The newsstand I walk past every day is always a kaleidoscope of magazines postered with A to Z-list celebrities, famous footballers and the occasional royal scandal. These cover stars are often superficial and rarely relate to me. In spite of that, Pope Francis holds magazine-cover status and has still had a profound and personal influence on my life.
Pope Francis has graced the covers of Rolling Stone, Italian Vanity Fair and Life magazines, as well as Time magazine as their Person of the Year in 2013. In his two and a half years of papacy, he has been able to make a system of ideology that is thousands of years old, feel more relevant in today’s world.
There is a common misconception regarding Pope Francis that he is redefining what it means to be Catholic. However, he is doing just the opposite. He is bringing the Catholic Church back to its simplistic foundation built on virtue and understanding.
Pope Francis is not revising the Catholic ideology, he is merely setting an example for all Catholics to act with compassion. The Pope is making subtle changes, which resonate with a larger audience.
It is easy for me, by definition as a Catholic, to be fond of the Pope. Yet, the reason why both Catholics and non-Catholics esteem Pope Francis is because he brings a wave of simplicity to the Catholic Church by working toward purging the institution of scandal, corruption and unnecessary embellishment. The Pope’s reign is built on a foundation of openness, rather than secrecy.
Upon inauguration, Pope Francis appointed a group of eight cardinal advisors. Frankly, this selfless practice of appointing advisors is unheard of. Past Popes may have privately leaned on others for support, but never formally recognized the assistance they received.

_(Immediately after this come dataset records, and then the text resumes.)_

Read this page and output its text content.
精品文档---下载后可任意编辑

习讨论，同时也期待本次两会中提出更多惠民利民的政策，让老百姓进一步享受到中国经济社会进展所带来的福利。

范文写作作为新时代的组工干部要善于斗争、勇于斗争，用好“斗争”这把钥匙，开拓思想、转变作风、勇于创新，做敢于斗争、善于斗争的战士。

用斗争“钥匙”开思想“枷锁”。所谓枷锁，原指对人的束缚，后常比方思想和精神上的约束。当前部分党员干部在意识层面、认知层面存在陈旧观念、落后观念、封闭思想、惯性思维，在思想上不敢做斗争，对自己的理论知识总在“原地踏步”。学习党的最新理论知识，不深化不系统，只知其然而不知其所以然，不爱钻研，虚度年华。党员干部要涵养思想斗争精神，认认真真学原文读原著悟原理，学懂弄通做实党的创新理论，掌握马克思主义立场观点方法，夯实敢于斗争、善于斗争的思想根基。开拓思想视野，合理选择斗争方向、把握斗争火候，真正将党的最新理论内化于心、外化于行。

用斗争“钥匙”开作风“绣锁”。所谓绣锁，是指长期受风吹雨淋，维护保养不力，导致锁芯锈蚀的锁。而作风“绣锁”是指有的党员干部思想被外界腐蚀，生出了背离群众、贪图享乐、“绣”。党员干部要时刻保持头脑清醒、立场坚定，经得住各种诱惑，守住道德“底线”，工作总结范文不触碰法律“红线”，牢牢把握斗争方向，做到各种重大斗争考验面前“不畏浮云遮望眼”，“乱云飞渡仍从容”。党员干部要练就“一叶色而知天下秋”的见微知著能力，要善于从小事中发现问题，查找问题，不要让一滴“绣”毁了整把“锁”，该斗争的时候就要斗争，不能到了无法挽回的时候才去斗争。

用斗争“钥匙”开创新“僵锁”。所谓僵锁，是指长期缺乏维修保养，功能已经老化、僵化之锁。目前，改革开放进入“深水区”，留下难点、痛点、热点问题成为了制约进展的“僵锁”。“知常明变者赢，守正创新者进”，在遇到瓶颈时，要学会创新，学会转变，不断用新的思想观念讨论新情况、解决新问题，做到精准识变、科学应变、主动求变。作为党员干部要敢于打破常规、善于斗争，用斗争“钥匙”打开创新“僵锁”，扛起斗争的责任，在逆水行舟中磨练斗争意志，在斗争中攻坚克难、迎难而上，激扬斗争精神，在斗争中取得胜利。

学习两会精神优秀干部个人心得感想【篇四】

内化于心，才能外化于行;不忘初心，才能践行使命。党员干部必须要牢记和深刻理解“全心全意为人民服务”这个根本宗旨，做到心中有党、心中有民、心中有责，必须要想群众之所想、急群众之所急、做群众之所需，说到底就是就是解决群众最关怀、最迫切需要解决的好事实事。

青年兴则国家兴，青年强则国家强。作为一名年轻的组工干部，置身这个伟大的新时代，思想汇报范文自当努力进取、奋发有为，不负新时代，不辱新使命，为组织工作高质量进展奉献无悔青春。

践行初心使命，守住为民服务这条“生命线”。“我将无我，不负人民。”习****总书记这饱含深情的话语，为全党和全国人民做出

It is humbling to me that one of the most prominent men in the world would publicly acknowledge the assistance he gains from others. Pope Francis is working toward not acting as an absolute ruler.

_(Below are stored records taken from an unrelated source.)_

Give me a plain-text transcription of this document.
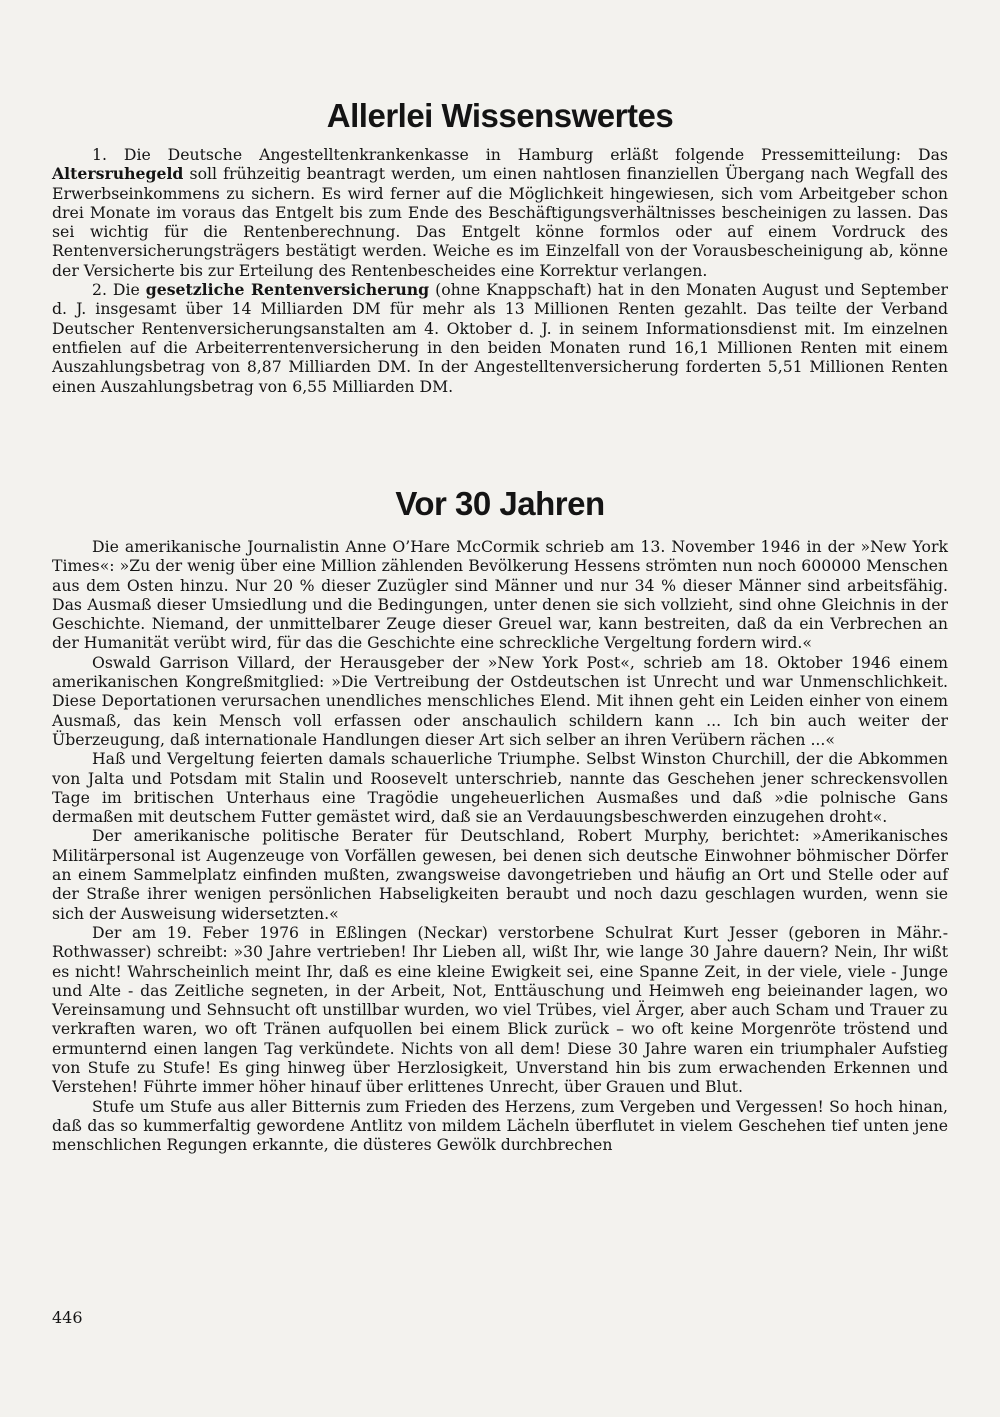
Allerlei Wissenswertes

1. Die Deutsche Angestelltenkrankenkasse in Hamburg erläßt folgende Pressemitteilung: Das Altersruhegeld soll frühzeitig beantragt werden, um einen nahtlosen finanziellen Übergang nach Wegfall des Erwerbseinkommens zu sichern. Es wird ferner auf die Möglichkeit hingewiesen, sich vom Arbeitgeber schon drei Monate im voraus das Entgelt bis zum Ende des Beschäftigungsverhältnisses bescheinigen zu lassen. Das sei wichtig für die Rentenberechnung. Das Entgelt könne formlos oder auf einem Vordruck des Rentenversicherungsträgers bestätigt werden. Weiche es im Einzelfall von der Vorausbescheinigung ab, könne der Versicherte bis zur Erteilung des Rentenbescheides eine Korrektur verlangen.

2. Die gesetzliche Rentenversicherung (ohne Knappschaft) hat in den Monaten August und September d. J. insgesamt über 14 Milliarden DM für mehr als 13 Millionen Renten gezahlt. Das teilte der Verband Deutscher Rentenversicherungsanstalten am 4. Oktober d. J. in seinem Informationsdienst mit. Im einzelnen entfielen auf die Arbeiterrentenversicherung in den beiden Monaten rund 16,1 Millionen Renten mit einem Auszahlungsbetrag von 8,87 Milliarden DM. In der Angestelltenversicherung forderten 5,51 Millionen Renten einen Auszahlungsbetrag von 6,55 Milliarden DM.

Vor 30 Jahren

Die amerikanische Journalistin Anne O’Hare McCormik schrieb am 13. November 1946 in der »New York Times«: »Zu der wenig über eine Million zählenden Bevölkerung Hessens strömten nun noch 600000 Menschen aus dem Osten hinzu. Nur 20 % dieser Zuzügler sind Männer und nur 34 % dieser Männer sind arbeitsfähig. Das Ausmaß dieser Umsiedlung und die Bedingungen, unter denen sie sich vollzieht, sind ohne Gleichnis in der Geschichte. Niemand, der unmittelbarer Zeuge dieser Greuel war, kann bestreiten, daß da ein Verbrechen an der Humanität verübt wird, für das die Geschichte eine schreckliche Vergeltung fordern wird.«

Oswald Garrison Villard, der Herausgeber der »New York Post«, schrieb am 18. Oktober 1946 einem amerikanischen Kongreßmitglied: »Die Vertreibung der Ostdeutschen ist Unrecht und war Unmenschlichkeit. Diese Deportationen verursachen unendliches menschliches Elend. Mit ihnen geht ein Leiden einher von einem Ausmaß, das kein Mensch voll erfassen oder anschaulich schildern kann ... Ich bin auch weiter der Überzeugung, daß internationale Handlungen dieser Art sich selber an ihren Verübern rächen ...«

Haß und Vergeltung feierten damals schauerliche Triumphe. Selbst Winston Churchill, der die Abkommen von Jalta und Potsdam mit Stalin und Roosevelt unterschrieb, nannte das Geschehen jener schreckensvollen Tage im britischen Unterhaus eine Tragödie ungeheuerlichen Ausmaßes und daß »die polnische Gans dermaßen mit deutschem Futter gemästet wird, daß sie an Verdauungsbeschwerden einzugehen droht«.

Der amerikanische politische Berater für Deutschland, Robert Murphy, berichtet: »Amerikanisches Militärpersonal ist Augenzeuge von Vorfällen gewesen, bei denen sich deutsche Einwohner böhmischer Dörfer an einem Sammelplatz einfinden mußten, zwangsweise davongetrieben und häufig an Ort und Stelle oder auf der Straße ihrer wenigen persönlichen Habseligkeiten beraubt und noch dazu geschlagen wurden, wenn sie sich der Ausweisung widersetzten.«

Der am 19. Feber 1976 in Eßlingen (Neckar) verstorbene Schulrat Kurt Jesser (geboren in Mähr.-Rothwasser) schreibt: »30 Jahre vertrieben! Ihr Lieben all, wißt Ihr, wie lange 30 Jahre dauern? Nein, Ihr wißt es nicht! Wahrscheinlich meint Ihr, daß es eine kleine Ewigkeit sei, eine Spanne Zeit, in der viele, viele - Junge und Alte - das Zeitliche segneten, in der Arbeit, Not, Enttäuschung und Heimweh eng beieinander lagen, wo Vereinsamung und Sehnsucht oft unstillbar wurden, wo viel Trübes, viel Ärger, aber auch Scham und Trauer zu verkraften waren, wo oft Tränen aufquollen bei einem Blick zurück – wo oft keine Morgenröte tröstend und ermunternd einen langen Tag verkündete. Nichts von all dem! Diese 30 Jahre waren ein triumphaler Aufstieg von Stufe zu Stufe! Es ging hinweg über Herzlosigkeit, Unverstand hin bis zum erwachenden Erkennen und Verstehen! Führte immer höher hinauf über erlittenes Unrecht, über Grauen und Blut.

Stufe um Stufe aus aller Bitternis zum Frieden des Herzens, zum Vergeben und Vergessen! So hoch hinan, daß das so kummerfaltig gewordene Antlitz von mildem Lächeln überflutet in vielem Geschehen tief unten jene menschlichen Regungen erkannte, die düsteres Gewölk durchbrechen

446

Contrary to misconceptions, the Pope has not altered the church’s position on homosexuality nor on abortion. He has, however, shown his compassion when faced with these issues.
When questioned on the subject of homosexuality, the Pope responded by saying “Who am I to judge?”, which has become his unofficial slogan of sorts. He is doing that which his beliefs align him to do: Act with grace and compassion.
Pope Francis has continued his virtuous actions, coming to be known as “a Pope for the poor,” due to his work with the needy. He highlights a shift in today’s society, noting that our world now centers around money, rather than man itself. “I recognize that globalization has helped many people to exit poverty, but it has also condemned many others to die from hunger,” he said in an interview published by Italian newspaper La Stampa.
The Pope has shed light on the severity of today’s wealth disparity. He has also led the church in becoming more accepting of those traditionally marginalized by the church: Women, convicts and those who practice other religious beliefs.
There is an ancient Catholic practice of washing the feet during holy week, a ritual which originates from when Jesus washed the feet of the 12 disciples. Traditionally, popes have washed the feel of only high-status priests in this ceremony.
Yet, once again, Pope Francis is not a traditional Pope. He washed the feet of two women during the 2013 ceremony, and those of convicts and non-Catholics in other ceremonies.
He is trying to bring the sanctity of church ceremonies outside Vatican walls, as is ceremonies have been conducted within poorer neighborhoods. This exemplifies the Pope’s ability to not act as an isolated figure who runs the Catholic church from the comfort of an ornate Vatican room; he likes to meet face-to-face with the public in the real world.
Another instance of how the Pope is relevant in modern issues is his reaction to the Syrian refugee crisis. He has urged Catholic parishes that it is their duty to open their doors to a refugee family. In fact, the Pope himself has accepted two Syrian refugee families into the Vatican. In this respect, Pope Francis is ahead of many European politicians who have yet to come to the realization that they are in positions of power to aid the refugees.
I am excited about this forward-looking mentality the Pope brings to the church, whilst still ensuring that it is rooted deeply in its foundation of faith. I have been a practicing Catholic for my entire life, but never have I been so motivated by the influence and future of my faith in today’s modern world than right now, during Pope Francis’ papacy.